Vermutlich war ich in eine Art Angststarre verfallen – phylogenetisch betrachtet ein Totstellreflex -, denn ich wehrte mich nicht, als sie meine Linke ergriff und sie mir ebenfalls lackierte. Ich schaute nur zu. Schließlich sandte sie mir einen Blick voller Verachtung und verschraubte ihr Nagellackfläschchen. Ich saß und starrte auf meine Fingernägel.
Mürrisch erhob sie sich von ihrem Stuhl und schnürte mir feindselig den Friseurumhang ab, den sie mir verpasst hatte. Ich saß und starrte auf meine Fingernägel.
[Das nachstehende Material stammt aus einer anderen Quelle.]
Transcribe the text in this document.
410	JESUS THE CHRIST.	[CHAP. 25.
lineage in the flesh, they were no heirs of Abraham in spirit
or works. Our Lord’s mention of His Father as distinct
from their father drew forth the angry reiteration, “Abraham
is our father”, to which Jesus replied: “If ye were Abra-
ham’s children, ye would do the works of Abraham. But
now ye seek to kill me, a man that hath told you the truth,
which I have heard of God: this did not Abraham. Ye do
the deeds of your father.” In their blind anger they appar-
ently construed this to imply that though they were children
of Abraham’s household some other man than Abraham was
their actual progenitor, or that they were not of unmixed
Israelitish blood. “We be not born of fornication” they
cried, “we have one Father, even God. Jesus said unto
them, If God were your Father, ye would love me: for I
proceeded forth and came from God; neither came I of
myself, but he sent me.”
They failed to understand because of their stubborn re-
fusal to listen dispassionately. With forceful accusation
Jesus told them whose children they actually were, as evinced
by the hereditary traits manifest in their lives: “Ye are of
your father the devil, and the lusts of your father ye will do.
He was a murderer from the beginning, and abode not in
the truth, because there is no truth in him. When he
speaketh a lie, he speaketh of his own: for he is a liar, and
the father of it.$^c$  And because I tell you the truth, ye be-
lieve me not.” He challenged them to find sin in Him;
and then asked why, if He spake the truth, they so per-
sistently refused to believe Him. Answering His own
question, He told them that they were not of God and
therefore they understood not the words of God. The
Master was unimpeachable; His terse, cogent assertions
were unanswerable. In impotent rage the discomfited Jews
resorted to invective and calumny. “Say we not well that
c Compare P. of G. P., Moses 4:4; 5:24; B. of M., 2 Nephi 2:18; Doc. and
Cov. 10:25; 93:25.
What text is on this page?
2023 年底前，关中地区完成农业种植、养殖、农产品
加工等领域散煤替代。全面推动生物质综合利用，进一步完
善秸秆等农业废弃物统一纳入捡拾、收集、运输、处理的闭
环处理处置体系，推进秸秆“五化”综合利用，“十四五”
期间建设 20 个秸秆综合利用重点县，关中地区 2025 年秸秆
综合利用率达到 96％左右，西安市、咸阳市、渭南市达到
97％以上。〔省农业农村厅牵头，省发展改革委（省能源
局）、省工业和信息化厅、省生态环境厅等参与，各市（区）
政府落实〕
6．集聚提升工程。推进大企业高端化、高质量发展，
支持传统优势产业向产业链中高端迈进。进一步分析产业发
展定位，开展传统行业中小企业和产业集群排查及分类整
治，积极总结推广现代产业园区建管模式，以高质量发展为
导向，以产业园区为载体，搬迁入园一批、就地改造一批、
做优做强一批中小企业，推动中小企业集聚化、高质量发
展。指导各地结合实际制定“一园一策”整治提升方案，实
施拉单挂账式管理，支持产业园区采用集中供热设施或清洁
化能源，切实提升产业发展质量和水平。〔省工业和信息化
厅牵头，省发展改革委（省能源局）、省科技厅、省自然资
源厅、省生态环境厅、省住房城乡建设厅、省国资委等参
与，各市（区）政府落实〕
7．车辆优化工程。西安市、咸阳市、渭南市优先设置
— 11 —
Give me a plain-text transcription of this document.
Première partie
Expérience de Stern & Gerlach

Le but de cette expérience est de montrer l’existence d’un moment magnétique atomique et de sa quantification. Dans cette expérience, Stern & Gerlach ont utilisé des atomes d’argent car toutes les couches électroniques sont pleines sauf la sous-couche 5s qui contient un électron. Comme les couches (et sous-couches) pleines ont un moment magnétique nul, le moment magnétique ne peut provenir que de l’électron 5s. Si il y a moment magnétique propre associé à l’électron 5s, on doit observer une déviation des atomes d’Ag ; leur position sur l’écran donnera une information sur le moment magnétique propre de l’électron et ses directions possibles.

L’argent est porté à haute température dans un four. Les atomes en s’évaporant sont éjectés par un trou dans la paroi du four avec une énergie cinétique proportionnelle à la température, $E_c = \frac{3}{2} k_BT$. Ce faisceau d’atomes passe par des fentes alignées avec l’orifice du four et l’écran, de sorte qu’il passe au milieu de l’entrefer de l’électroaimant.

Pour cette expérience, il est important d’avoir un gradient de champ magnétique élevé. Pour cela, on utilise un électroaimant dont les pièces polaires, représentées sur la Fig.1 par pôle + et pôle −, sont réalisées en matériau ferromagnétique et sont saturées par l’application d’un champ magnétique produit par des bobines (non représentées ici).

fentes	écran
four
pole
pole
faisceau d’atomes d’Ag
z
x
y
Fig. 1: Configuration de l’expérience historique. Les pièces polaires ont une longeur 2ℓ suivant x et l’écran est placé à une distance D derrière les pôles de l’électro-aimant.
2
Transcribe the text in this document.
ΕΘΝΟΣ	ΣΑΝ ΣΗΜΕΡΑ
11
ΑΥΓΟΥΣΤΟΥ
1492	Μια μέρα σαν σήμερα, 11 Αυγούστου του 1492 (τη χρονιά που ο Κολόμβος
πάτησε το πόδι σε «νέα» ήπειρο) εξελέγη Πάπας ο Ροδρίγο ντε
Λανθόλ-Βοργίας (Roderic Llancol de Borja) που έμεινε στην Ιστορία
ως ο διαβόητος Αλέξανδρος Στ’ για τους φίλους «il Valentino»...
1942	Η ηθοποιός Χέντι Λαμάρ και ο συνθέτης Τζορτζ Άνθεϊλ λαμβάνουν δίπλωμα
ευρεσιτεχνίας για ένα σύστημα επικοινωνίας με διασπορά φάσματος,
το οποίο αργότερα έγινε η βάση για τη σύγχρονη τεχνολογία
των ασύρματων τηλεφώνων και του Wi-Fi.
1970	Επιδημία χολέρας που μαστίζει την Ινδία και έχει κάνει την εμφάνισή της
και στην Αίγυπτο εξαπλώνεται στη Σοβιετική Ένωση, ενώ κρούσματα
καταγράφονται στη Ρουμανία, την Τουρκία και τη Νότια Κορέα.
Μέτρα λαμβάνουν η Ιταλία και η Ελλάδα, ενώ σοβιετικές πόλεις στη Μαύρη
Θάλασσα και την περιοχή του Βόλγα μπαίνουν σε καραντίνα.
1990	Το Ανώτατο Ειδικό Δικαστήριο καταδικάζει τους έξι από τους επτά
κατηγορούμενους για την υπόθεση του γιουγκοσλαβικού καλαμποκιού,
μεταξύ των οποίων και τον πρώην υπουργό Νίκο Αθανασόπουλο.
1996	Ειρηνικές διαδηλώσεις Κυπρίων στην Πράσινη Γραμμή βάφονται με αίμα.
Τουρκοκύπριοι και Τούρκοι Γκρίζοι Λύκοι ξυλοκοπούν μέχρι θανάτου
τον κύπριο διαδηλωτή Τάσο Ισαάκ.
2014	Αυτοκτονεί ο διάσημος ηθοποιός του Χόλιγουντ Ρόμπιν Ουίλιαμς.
Dann bedeutete sie mir mit einer Kopfbewegung, gefälligst meinen A… aus dem Stuhl zu heben. Ich saß und starrte auf meine Fingernägel.
„Öhmmm… – – – ähmmm….“, quetschte ich zwischen den Zähnen hervor.
„Whattt?“, schnappte die Schnappschildkröte.
„Excuse me….“
„Whattt?“
„Excuse me…. do… many men … in Abu Dhabi… have this…???“
„NO! ONLY YOU!“
„Ah.“
Mein Mund blieb offen. Schnappschildkrötenartig.
Dann stellte ich mir vor, wie Abdallah dreinschauen würde, mein finanzstarker Partner, dem neben einer Bank, einer Versicherung und ein paar Bürotürmen in Abu Dhabi noch jede Menge europäischer Industriebeteiligungen gehörten. Und wie seine sehr zurückhaltende pakistanische Vorzimmerdame mich beäugen würde. Und vermutlich alle, die auf dieser Etage arbeiteten: Emiratis, Palästinenser, Jordanier, Algerier, Iraker, Pakistanis, Inder, Bengalis, Afghanis, Iraner. Mittendrin ein vereinzelter Bayer, der sie alle um mindestens einen Kopf überragte. Im dunkelblauen Valentino-Anzug mit Seidenkrawatte aus Hongkong. In italienischen Stiefeletten aus Rom. Und mit zartrosa lackierten Fingernägeln.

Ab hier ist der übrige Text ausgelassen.